The transition matrix of the shift register with shift polynomial s = X³ + X + 1 is a zero of f = X⁴ - s = X⁴ - X³ - X - 1.

Let us consider the coefficients in R = Z/2Z. Then this polynomial factors as (X + 1)²(X² + X + 1) and so is a divisor of X⁶ - 1. Therefore, the period is a divisor of 6.

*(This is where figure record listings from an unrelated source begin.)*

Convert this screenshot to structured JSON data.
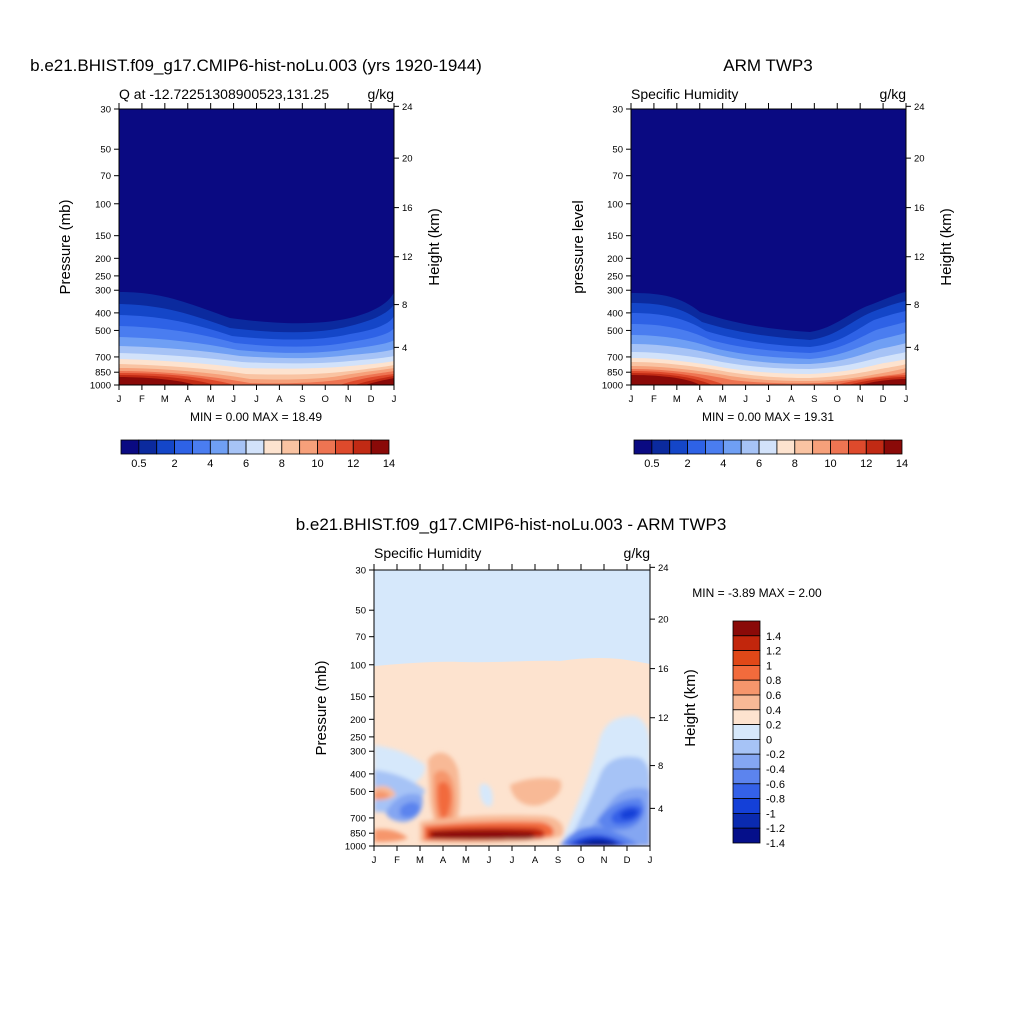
{
  "figure": {
    "panels": [
      {
        "title": "b.e21.BHIST.f09_g17.CMIP6-hist-noLu.003 (yrs 1920-1944)",
        "left_label": "Q at -12.72251308900523,131.25",
        "right_label": "g/kg",
        "ylabel_left": "Pressure (mb)",
        "ylabel_right": "Height (km)",
        "stats": "MIN =   0.00 MAX =  18.49"
      },
      {
        "title": "ARM TWP3",
        "left_label": "Specific Humidity",
        "right_label": "g/kg",
        "ylabel_left": "pressure level",
        "ylabel_right": "Height (km)",
        "stats": "MIN =   0.00 MAX =  19.31"
      },
      {
        "title": "b.e21.BHIST.f09_g17.CMIP6-hist-noLu.003 - ARM TWP3",
        "left_label": "Specific Humidity",
        "right_label": "g/kg",
        "ylabel_left": "Pressure (mb)",
        "ylabel_right": "Height (km)",
        "stats": "MIN =  -3.89 MAX =   2.00"
      }
    ]
  },
  "chart_data": [
    {
      "type": "heatmap",
      "title": "b.e21.BHIST.f09_g17.CMIP6-hist-noLu.003 (yrs 1920-1944)",
      "variable": "Q",
      "units": "g/kg",
      "x_ticks": [
        "J",
        "F",
        "M",
        "A",
        "M",
        "J",
        "J",
        "A",
        "S",
        "O",
        "N",
        "D",
        "J"
      ],
      "y_ticks_pressure": [
        30,
        50,
        70,
        100,
        150,
        200,
        250,
        300,
        400,
        500,
        700,
        850,
        1000
      ],
      "y_ticks_height": [
        24,
        20,
        16,
        12,
        8,
        4
      ],
      "ylim": [
        30,
        1000
      ],
      "log_scale_y": true,
      "min": 0.0,
      "max": 18.49,
      "contour_levels": [
        0.5,
        1,
        2,
        3,
        4,
        5,
        6,
        7,
        8,
        9,
        10,
        11,
        12,
        13,
        14
      ],
      "colorbar_labels": [
        "0.5",
        "2",
        "4",
        "6",
        "8",
        "10",
        "12",
        "14"
      ],
      "moist_layer_top_hPa": [
        300,
        300,
        320,
        380,
        420,
        430,
        430,
        430,
        430,
        420,
        380,
        340,
        300
      ],
      "surface_max_gkg": [
        18,
        17.5,
        17,
        15,
        12,
        10,
        9.5,
        9.5,
        10,
        11,
        14,
        17,
        18
      ]
    },
    {
      "type": "heatmap",
      "title": "ARM TWP3",
      "variable": "Specific Humidity",
      "units": "g/kg",
      "x_ticks": [
        "J",
        "F",
        "M",
        "A",
        "M",
        "J",
        "J",
        "A",
        "S",
        "O",
        "N",
        "D",
        "J"
      ],
      "y_ticks_pressure": [
        30,
        50,
        70,
        100,
        150,
        200,
        250,
        300,
        400,
        500,
        700,
        850,
        1000
      ],
      "y_ticks_height": [
        24,
        20,
        16,
        12,
        8,
        4
      ],
      "ylim": [
        30,
        1000
      ],
      "log_scale_y": true,
      "min": 0.0,
      "max": 19.31,
      "contour_levels": [
        0.5,
        1,
        2,
        3,
        4,
        5,
        6,
        7,
        8,
        9,
        10,
        11,
        12,
        13,
        14
      ],
      "colorbar_labels": [
        "0.5",
        "2",
        "4",
        "6",
        "8",
        "10",
        "12",
        "14"
      ],
      "moist_layer_top_hPa": [
        300,
        300,
        310,
        400,
        450,
        480,
        500,
        510,
        510,
        480,
        400,
        320,
        300
      ],
      "surface_max_gkg": [
        19,
        18.5,
        18,
        15,
        11,
        9,
        8.5,
        8.5,
        9,
        11,
        15,
        18,
        19
      ]
    },
    {
      "type": "heatmap",
      "title": "b.e21.BHIST.f09_g17.CMIP6-hist-noLu.003 - ARM TWP3",
      "variable": "Specific Humidity",
      "units": "g/kg",
      "x_ticks": [
        "J",
        "F",
        "M",
        "A",
        "M",
        "J",
        "J",
        "A",
        "S",
        "O",
        "N",
        "D",
        "J"
      ],
      "y_ticks_pressure": [
        30,
        50,
        70,
        100,
        150,
        200,
        250,
        300,
        400,
        500,
        700,
        850,
        1000
      ],
      "y_ticks_height": [
        24,
        20,
        16,
        12,
        8,
        4
      ],
      "ylim": [
        30,
        1000
      ],
      "log_scale_y": true,
      "min": -3.89,
      "max": 2.0,
      "contour_levels": [
        -1.4,
        -1.2,
        -1,
        -0.8,
        -0.6,
        -0.4,
        -0.2,
        0,
        0.2,
        0.4,
        0.6,
        0.8,
        1,
        1.2,
        1.4
      ],
      "colorbar_labels": [
        "1.4",
        "1.2",
        "1",
        "0.8",
        "0.6",
        "0.4",
        "0.2",
        "0",
        "-0.2",
        "-0.4",
        "-0.6",
        "-0.8",
        "-1",
        "-1.2",
        "-1.4"
      ],
      "features": [
        {
          "region": "above ~80 hPa",
          "value": -0.1
        },
        {
          "region": "80-250 hPa",
          "value": 0.1
        },
        {
          "region": "Apr, 400-850 hPa",
          "value": 1.5
        },
        {
          "region": "Apr-Aug, 850-1000 hPa",
          "value": 2.0
        },
        {
          "region": "Sep-Oct, 850-1000 hPa",
          "value": -3.0
        },
        {
          "region": "Dec, 500-700 hPa",
          "value": -1.6
        }
      ]
    }
  ],
  "colors": {
    "sequential_palette": [
      "#0a0a82",
      "#0b2a9e",
      "#1446c8",
      "#2e62e6",
      "#4a7df0",
      "#6f9ff4",
      "#a6c3f6",
      "#d2e2fa",
      "#fde3cf",
      "#f9c3a2",
      "#f6a07a",
      "#ee7452",
      "#de4a2c",
      "#c12a14",
      "#8a0a08"
    ],
    "diverging_palette": [
      "#8a0a08",
      "#c2260c",
      "#e04818",
      "#f26b3c",
      "#f6966c",
      "#f8b996",
      "#fde3cf",
      "#d6e8fb",
      "#a6c3f6",
      "#84a6f2",
      "#5c84ee",
      "#3461e8",
      "#1440d8",
      "#0a2ab0",
      "#050f8a"
    ]
  }
}
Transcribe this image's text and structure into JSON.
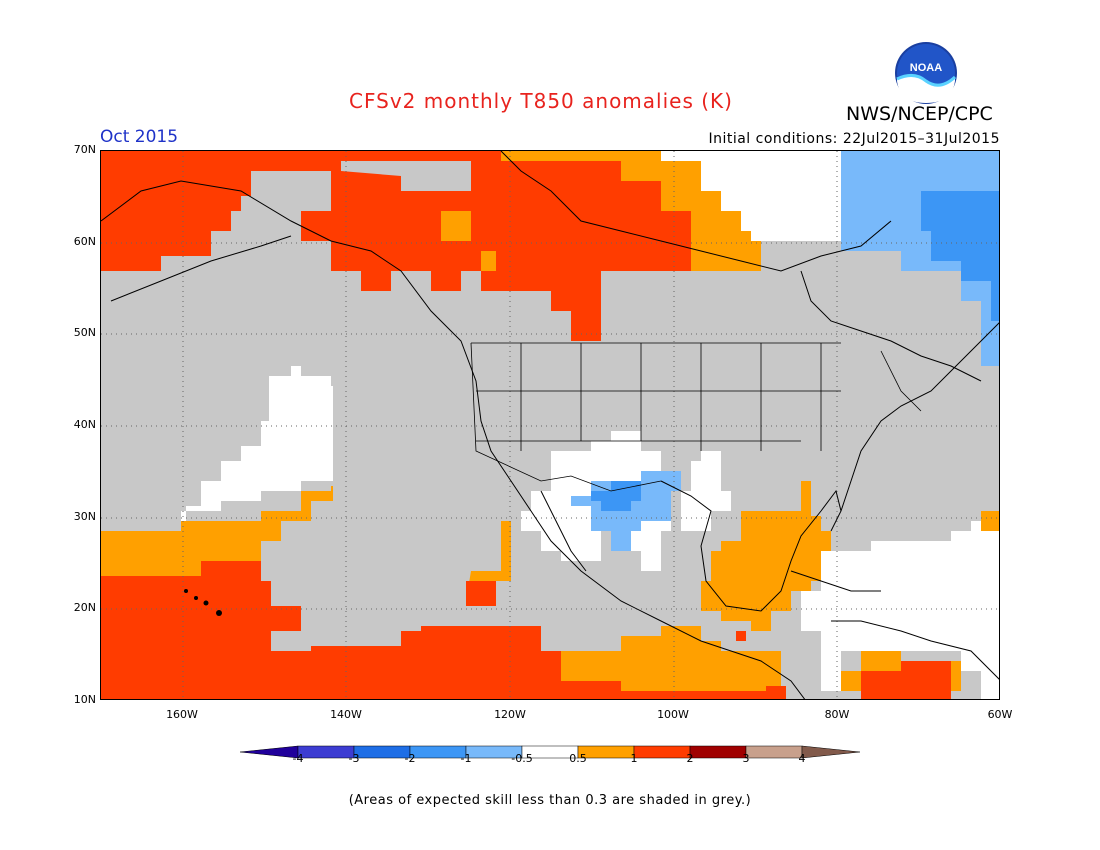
{
  "header": {
    "title": "CFSv2 monthly T850 anomalies (K)",
    "agency": "NWS/NCEP/CPC",
    "logo_text": "NOAA",
    "month": "Oct 2015",
    "initial_conditions": "Initial conditions: 22Jul2015–31Jul2015"
  },
  "map": {
    "lat_ticks": [
      "70N",
      "60N",
      "50N",
      "40N",
      "30N",
      "20N",
      "10N"
    ],
    "lon_ticks": [
      "160W",
      "140W",
      "120W",
      "100W",
      "80W",
      "60W"
    ],
    "extent": {
      "lon_min": -170,
      "lon_max": -60,
      "lat_min": 10,
      "lat_max": 70
    },
    "grey_meaning": "skill < 0.3"
  },
  "colorbar": {
    "labels": [
      "-4",
      "-3",
      "-2",
      "-1",
      "-0.5",
      "0.5",
      "1",
      "2",
      "3",
      "4"
    ],
    "colors": [
      "#20009b",
      "#3c3cd2",
      "#1e6ee6",
      "#3c96f5",
      "#78b9fa",
      "#ffffff",
      "#ffa000",
      "#ff3c00",
      "#a00000",
      "#c8a08c",
      "#825a4b"
    ]
  },
  "footer": {
    "note": "(Areas of expected skill less than 0.3 are shaded in grey.)"
  }
}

In fact, the period is precisely 6. But there are exceptional initial states, leading to sequences with periods which are proper divisors of 6. For instance, the initial state (g₀, ..., g₃) = (1,0,1,1) gives the sequence

1, 0, 1, 1, 0, 1, 1, 0, 1, 1, 0, 1, 1, 0, 1, 1, 0, 1, 1, ...

of period 3.

For the Fibonacci shift register the transition matrix is

A =

0 1 1 1

with minimal polynomial f(X) = X² - X - 1. The numbers in the sequence keep growing, at least when we take R = Z. Consequently, no finite period is to be expected. But if we perform arithmetic modulo a natural number m, a finite period is bound to show up. For, the number of distinct sequences of length 2 is finite: at most m², and hence the period is at most m².

If m = 2, then f as an element of (Z/2Z)[X] divides the polynomial X³ - 1, so the period is 1 or 3.

If m=3, then f divides X⁸ - 1, so the period is a divisor of 8.